GALATERI, ITALY HAS MADE SIGNIFICANT PROGRESS

“In Italy – points out Gabriele Galateri di Genola, president of the Committee called to intervene on the subject at yesterday's conference as well as president of Assicurazioni Generali – the space covered by the mandatory rules is greater than in other countries, which is why the code can appear rather light in some cases”. An example: the Board of Statutory Auditors is expected to be responsible for the internal control function and this reduces the role of the Control and Risk Committee within the board of directors.

A meeting of the Committee chaired by Galateri di Genola is on the agenda for today to discuss how to evaluate the level of implementation of the code. "Particular attention - explained Galateri di Genola - will be paid to the issue of comply or explain and monitoring, also bearing in mind the developments in the various member states of the European Union". The role of institutional investors in exercising their shareholder rights will also be examined. The next meeting will be held in the first half of 2013. "From my personal experience - concluded Galateri di Genola - corporate governance in Italy has made significant progress in listed companies, the majority are in line with the best practices of other markets which obviously they are always evolving”.

BELTRATTI, BEST BALANCE COSTS AND BENEFITS FOR YOUR COMPANY

Andrea Beltratti, a professor at Bocconi and president of the Board of Intesa Sanpaolo, also spoke on the subject of regulation, asking himself "how much should we regulate"? We have to be careful, he replies. “Corporate Governance can be chosen in the best way by balancing costs and benefits, also in the light of the framework on the theme of the country (in terms of investor protection) - he says - There is international evidence that good companies located in weak countries are willing to invest in corporate governance to send a strong signal to investors and obtain, for example, a lower cost of capital. There are differences in the sectors, in the size of the companies, today too many rules may not allow companies to find the best structure".

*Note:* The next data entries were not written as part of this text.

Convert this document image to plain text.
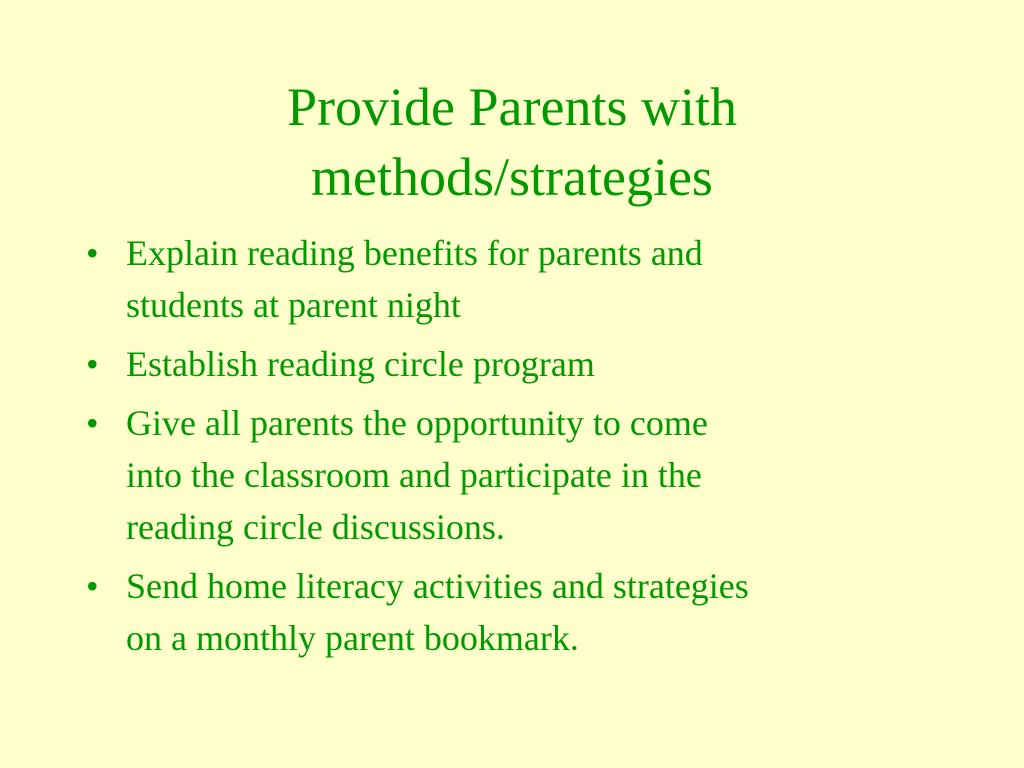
Provide Parents with
methods/strategies
• Explain reading benefits for parents and
students at parent night
• Establish reading circle program
• Give all parents the opportunity to come
into the classroom and participate in the
reading circle discussions.
• Send home literacy activities and strategies
on a monthly parent bookmark.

CRICKETS, NO MORE RULES BUT BETTER DEFINITION AND SUPERVISION

"Good company and good governance go together", also comments the Minister of Economy Vittorio Grilli in his concluding reflections, in which he retraced the crisis, the problems and what has been done up to now, reaffirming the centrality of the Banking Union project , with the first step being single supervision if a common game plan is to be achieved and to avoid market segmentation which harms companies and markets. “We have to redraw the rules – he explained – in this process at the beginning they seem to be too many and make life more difficult. But the world of rules before the crisis was not satisfactory. So it is not a matter of more rules but of a better definition and supervision”. Rules that must be consistent in the various markets, countries and economic areas: "if we want savings to be well allocated we must ensure that the rules are well applied everywhere", he underlined in his speech in which he raised the issue of scarce access to financial markets by SMEs. According to Grilli, Europe has already made many efforts and taken decisions unlike other countries and in the near future it will be used as a benchmark and will no longer be perceived as an area left behind.